POSTED Wednesday, March 07, 2012
Post Pastry: Michael Laiskonis on Life After Le Bernardin
Over the weekend while attending the stellar Charleston Wine & Food Festival, we sat down with Michael Laiskonis, one of the country's greatest pastry minds.
He recently departed the four-star New York institution Le Bernardin after an eight-year tenure. And in a case of kismet, his new gig dovetails with our month of culinary learning: Laiskonis just took a position as the Creative Director for Institute of Culinary Education in New York. Read on for his thoughts on curriculum, his future book projects and the dish that made him fall in love with Le Bernardin.
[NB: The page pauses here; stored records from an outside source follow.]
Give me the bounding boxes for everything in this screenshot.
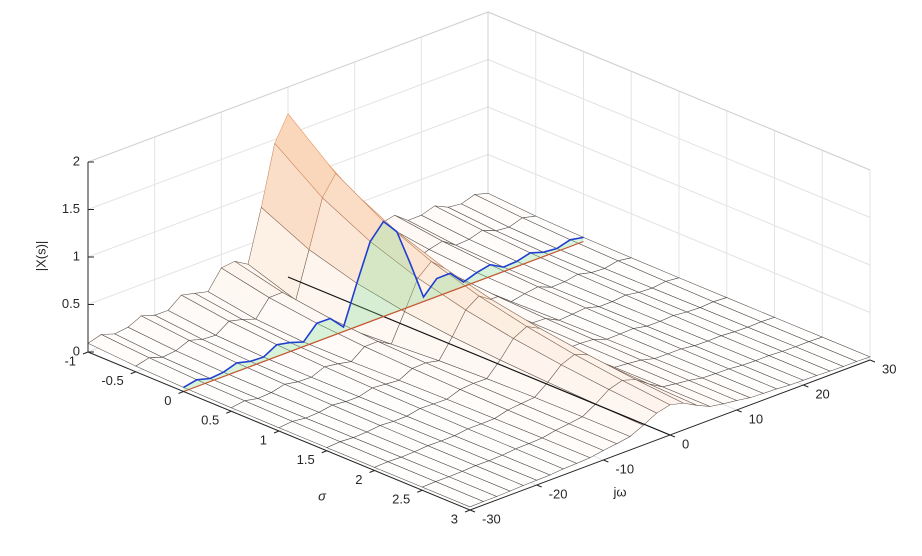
x-tick: [464, 509, 471, 513]
y-tick-label: 10: [749, 411, 763, 426]
x-tick-label: 2.5: [392, 492, 410, 507]
z-tick-label: 2: [73, 153, 80, 168]
box-edge: [87, 11, 489, 163]
surface-patch: [421, 481, 485, 508]
y-tick: [869, 359, 876, 363]
x-tick: [321, 450, 327, 454]
x-tick-label: -0.5: [101, 373, 123, 388]
x-tick: [130, 371, 136, 375]
slice-curve: [183, 220, 584, 389]
y-tick-label: 0: [682, 436, 689, 451]
slice-fill: [183, 221, 584, 392]
y-tick: [603, 459, 609, 463]
x-tick: [82, 351, 89, 355]
x-tick-label: -1: [64, 353, 76, 368]
y-tick-label: 30: [882, 361, 896, 376]
y-tick: [536, 484, 542, 488]
y-tick-label: -20: [549, 486, 568, 501]
y-tick-label: -10: [615, 461, 634, 476]
x-tick: [273, 430, 280, 434]
x-tick-label: 1.5: [297, 452, 315, 467]
x-tick-label: 0.5: [201, 413, 219, 428]
x-tick-label: 1: [260, 432, 267, 447]
z-tick-label: 0.5: [62, 296, 80, 311]
y-axis-label: jω: [612, 484, 626, 499]
x-tick: [417, 489, 423, 493]
x-axis-label: σ: [318, 488, 327, 503]
y-tick-label: 20: [815, 386, 829, 401]
z-tick-label: 0: [73, 343, 80, 358]
y-tick: [803, 384, 809, 388]
y-tick-label: -30: [482, 511, 501, 526]
x-tick: [178, 391, 184, 394]
x-tick-label: 2: [355, 472, 362, 487]
axis-line: [183, 240, 584, 393]
x-tick: [369, 470, 375, 473]
box-edge: [487, 11, 871, 171]
y-tick: [736, 409, 742, 413]
z-axis-label: |X(s)|: [33, 241, 48, 272]
y-tick: [469, 509, 476, 513]
axis-line: [287, 276, 671, 436]
y-tick: [669, 434, 676, 438]
x-tick-label: 0: [164, 393, 171, 408]
z-tick-label: 1.5: [62, 201, 80, 216]
z-tick-label: 1: [73, 248, 80, 263]
x-tick: [226, 410, 232, 414]
x-tick-label: 3: [451, 511, 458, 526]
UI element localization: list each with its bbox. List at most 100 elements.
Tasting Table: So Michael, it's been three months since you left Le Bernardin. What have you been working on?
Michael Laiskonis: This is really the first time I've had a break since I was in junior high. But it's not really even a break; I've been working on a book and doing some events, some consulting.
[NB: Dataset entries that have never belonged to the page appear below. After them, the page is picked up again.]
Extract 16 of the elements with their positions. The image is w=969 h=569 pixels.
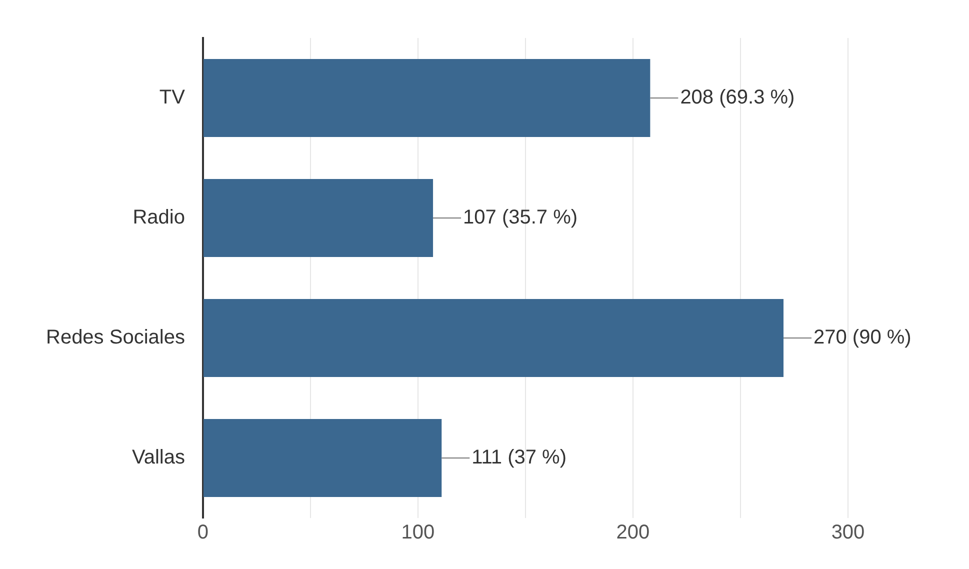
x-tick-label: 300 [831,522,865,544]
x-tick-label: 200 [616,522,650,544]
bar [203,299,784,377]
bar [203,179,434,257]
x-tick-label: 0 [197,522,209,544]
data-label: 208 (69.3 %) [680,86,795,109]
bar [203,59,650,137]
bar [203,419,442,497]
y-tick-label: Radio [132,206,185,229]
data-label: 270 (90 %) [813,326,912,349]
y-tick-label: Vallas [132,446,185,469]
y-tick-label: Redes Sociales [46,326,185,349]
y-tick-label: TV [159,86,186,109]
x-tick-label: 100 [401,522,435,544]
data-label: 107 (35.7 %) [463,206,578,229]
data-label: 111 (37 %) [472,446,567,469]
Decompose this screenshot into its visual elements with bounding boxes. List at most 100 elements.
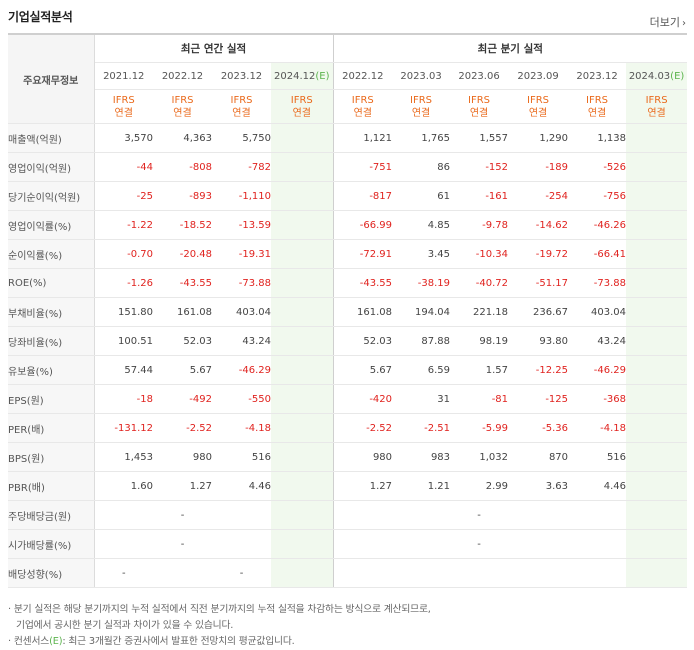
table-row: 부채비율(%) 151.80 161.08 403.04 161.08 194.04 221… [8,297,688,327]
footnote-2-post: : 최근 3개월간 증권사에서 발표한 전망치의 평균값입니다. [62,636,295,647]
value-cell: - [450,529,509,559]
value-cell [271,500,334,530]
value-cell [271,268,334,298]
value-cell [508,558,569,588]
footnote-1b: 기업에서 공시한 분기 실적과 차이가 있을 수 있습니다. [16,620,234,631]
value-cell [508,500,569,530]
metric-label: 영업이익률(%) [8,210,95,240]
period-label: 2023.06 [458,70,500,82]
value-cell: 5.67 [332,355,393,385]
value-cell: 100.51 [94,326,153,356]
value-cell: -492 [153,384,212,414]
ifrs-basis-header: IFRS 연결 [271,89,334,124]
period-label: 2022.12 [161,70,204,82]
consolidated-label: 연결 [232,107,251,119]
table-row: 유보율(%) 57.44 5.67 -46.29 5.67 6.59 1.57 -12.25-… [8,355,688,385]
value-cell: 1,765 [392,123,451,153]
value-cell [271,442,334,472]
table-row: 순이익률(%) -0.70 -20.48 -19.31 -72.91 3.45 -10.34… [8,239,688,269]
value-cell: 1,032 [450,442,509,472]
ifrs-label: IFRS [290,94,313,106]
metric-label: 주당배당금(원) [8,500,95,530]
value-cell: 516 [568,442,627,472]
value-cell [626,384,688,414]
value-cell: -0.70 [94,239,153,269]
metric-label: ROE(%) [8,268,95,298]
value-cell: - [94,558,153,588]
metric-label: PBR(배) [8,471,95,501]
value-cell: 980 [332,442,393,472]
value-cell [271,297,334,327]
value-cell: -131.12 [94,413,153,443]
value-cell: -46.26 [568,210,627,240]
value-cell: 93.80 [508,326,569,356]
value-cell: -1,110 [212,181,271,211]
value-cell: 98.19 [450,326,509,356]
value-cell: -893 [153,181,212,211]
quarter-group-header: 최근 분기 실적 [332,34,688,63]
ifrs-label: IFRS [645,94,668,106]
value-cell: -19.31 [212,239,271,269]
ifrs-row: IFRS 연결 IFRS 연결 IFRS 연결 IFRS 연결 IFRS 연결 IFRS 연결 IFRS… [8,89,688,124]
value-cell: 4.85 [392,210,451,240]
value-cell [568,558,627,588]
value-cell [271,152,334,182]
metric-label: 당기순이익(억원) [8,181,95,211]
value-cell [626,413,688,443]
value-cell: 403.04 [212,297,271,327]
value-cell: 221.18 [450,297,509,327]
consolidated-label: 연결 [647,107,666,119]
ifrs-label: IFRS [230,94,253,106]
value-cell [626,268,688,298]
ifrs-label: IFRS [586,94,609,106]
more-link-label[interactable]: 더보기 [649,16,680,29]
metric-label: BPS(원) [8,442,95,472]
value-cell [332,529,393,559]
metric-label: 배당성향(%) [8,558,95,588]
value-cell [271,326,334,356]
value-cell: -5.36 [508,413,569,443]
value-cell: -4.18 [212,413,271,443]
value-cell [508,529,569,559]
value-cell: -66.99 [332,210,393,240]
value-cell: 151.80 [94,297,153,327]
metric-label: 순이익률(%) [8,239,95,269]
value-cell: 61 [392,181,451,211]
value-cell: 4.46 [212,471,271,501]
value-cell: 43.24 [568,326,627,356]
value-cell: -4.18 [568,413,627,443]
ifrs-basis-header: IFRS 연결 [153,89,212,124]
period-label: 2023.03 [400,70,442,82]
value-cell: 236.67 [508,297,569,327]
value-cell: 52.03 [153,326,212,356]
value-cell [94,529,153,559]
table-row: 시가배당률(%) - - [8,529,688,559]
more-link[interactable]: 더보기 › [650,14,686,30]
table-row: 매출액(억원) 3,570 4,363 5,750 1,121 1,765 1,557 1,2… [8,123,688,153]
value-cell [153,558,212,588]
value-cell [568,529,627,559]
value-cell [450,558,509,588]
period-header: 2023.06 [450,62,509,90]
value-cell: - [212,558,271,588]
value-cell: 161.08 [332,297,393,327]
value-cell: 403.04 [568,297,627,327]
consolidated-label: 연결 [528,107,548,119]
period-label: 2023.09 [517,70,559,82]
value-cell: 1.27 [153,471,212,501]
metric-label: 유보율(%) [8,355,95,385]
value-cell [271,471,334,501]
period-header: 2024.12(E) [271,62,334,90]
table-row: 당좌비율(%) 100.51 52.03 43.24 52.03 87.88 98.19 93… [8,326,688,356]
value-cell: -40.72 [450,268,509,298]
value-cell [626,355,688,385]
value-cell [392,558,451,588]
value-cell: 43.24 [212,326,271,356]
value-cell [626,152,688,182]
value-cell [271,413,334,443]
period-label: 2022.12 [342,70,384,82]
consolidated-label: 연결 [114,107,133,119]
value-cell [392,529,451,559]
table-row: 주당배당금(원) - - [8,500,688,530]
TT: Tell us about the book.
ML: It's still in the very early stages. I know that it won't be a traditional cookbook. It'll follow the evolution of a pastry chef. There might not even be recipes. It'll be more about the ideas, the concepts.
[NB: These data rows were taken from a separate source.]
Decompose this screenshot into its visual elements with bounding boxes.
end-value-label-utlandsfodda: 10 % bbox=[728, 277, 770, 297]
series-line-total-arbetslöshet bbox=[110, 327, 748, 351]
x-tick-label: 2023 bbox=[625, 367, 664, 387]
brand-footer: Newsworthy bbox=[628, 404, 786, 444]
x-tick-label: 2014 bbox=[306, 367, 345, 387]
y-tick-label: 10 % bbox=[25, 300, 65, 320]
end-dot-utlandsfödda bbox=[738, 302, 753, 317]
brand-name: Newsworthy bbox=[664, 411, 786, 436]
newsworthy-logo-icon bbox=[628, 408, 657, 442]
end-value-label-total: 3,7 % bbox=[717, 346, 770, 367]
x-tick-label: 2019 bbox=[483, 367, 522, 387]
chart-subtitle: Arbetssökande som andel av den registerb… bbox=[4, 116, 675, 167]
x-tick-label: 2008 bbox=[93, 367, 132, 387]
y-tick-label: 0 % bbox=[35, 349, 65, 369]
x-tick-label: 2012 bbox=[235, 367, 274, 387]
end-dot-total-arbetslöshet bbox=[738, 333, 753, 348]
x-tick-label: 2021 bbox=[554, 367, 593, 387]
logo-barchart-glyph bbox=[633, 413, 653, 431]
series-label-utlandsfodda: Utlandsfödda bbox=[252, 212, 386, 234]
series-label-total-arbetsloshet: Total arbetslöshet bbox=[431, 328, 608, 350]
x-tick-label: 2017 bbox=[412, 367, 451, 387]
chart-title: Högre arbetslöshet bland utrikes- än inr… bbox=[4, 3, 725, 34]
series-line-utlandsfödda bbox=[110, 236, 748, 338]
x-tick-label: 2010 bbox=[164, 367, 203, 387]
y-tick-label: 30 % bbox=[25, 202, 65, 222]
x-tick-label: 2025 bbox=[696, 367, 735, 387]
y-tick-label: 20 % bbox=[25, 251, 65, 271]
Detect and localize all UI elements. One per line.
TT: You also just took a job with I.C.E.
ML: Yes, as the creative director. I'll be spending plenty of time in the classroom, and also working on curriculum development. It's a role I'm creating with them from scratch, so we'll see how it develops. I never went to culinary school, so this will be an education for me as well.
TT: As far as the curriculum, what are you hoping to incorporate?
ML: There's a lot of opinion about science in cooking--molecular gastronomy or whatever you want to call it. For me, science is a way to better appreciate and understand the things we've always had. It's particularly useful in pastry, which is about predicting the future. You can't tinker with it along the way, so ratios and math and an understanding of how ingredients act and react is crucial.
Part of that involves stripping away our gut associations, looking at food for its parts. For instance, milk is an emulsion and a suspension of solids. You think of foams as something that Ferran Adrià would put on a plate but bread is a foam and popcorn is a foam. Knowing basic ingredients by their scientific states can open some really interesting doors in cooking. That type of understanding is something I'd like to develop at I.C.E.
TT: Your background is mostly fine dining. What do you think about the trend toward more casual restaurants?
ML: I like the idea of democratization of quality food. I think it's great that you don't need all of the pomp and circumstance of fine dining to eat well. That said, fine dining is what inspired me to do what I do. Very early in my career, I was reading an article in Arte Culinaire--it was on Le Bernardin, actually--and the piece opened my eyes to that level of refinement and precision in food. That became my aspiration. So I hope that the fine dining experience doesn't die out altogether. I don't think it will: People still want a place to celebrate, to have something out of the ordinary.
TT: So was working at Le Bernardin always the goal for you?
ML: Yes, I think I always had it in my mind to end up there. My first real restaurant job was at this place in Detroit, very locally minded. We came to New York to do a James Beard dinner and stopped at Le Bernardin for lunch--it was when François Payard was there doing pastry. I can still remember every single dish from that meal. There was one in particular, a skate wing that was sautéed in goose fat, that completely blew me away. And the desserts: I must have ripped off every component of Payard's menu when we got back to Detroit.
TT: Do you miss working at Le Bernardin?
ML: Yes and no. I don't regret my decision to move on. But the other night I was meeting the sous-chef for drinks after his shift. I was waiting for him outside the restaurant, but the maître ‘d spotted me and pulled me in to wait at the bar. It was the first time I had seen the restaurant from a guest's perspective since before I started the job.
TT: Wait, you never ate at Le Bernardin as a guest during your eight years on staff?
ML: No way.
TT: Wow.
ML: I wouldn't have been able to enjoy it; there are too many details that you notice when you're involved. But that night I was at the bar, I was watching the choreography of the room, the flow of the meals, the elegance of it, and I started to miss it. I'll have to go in for a full meal soon.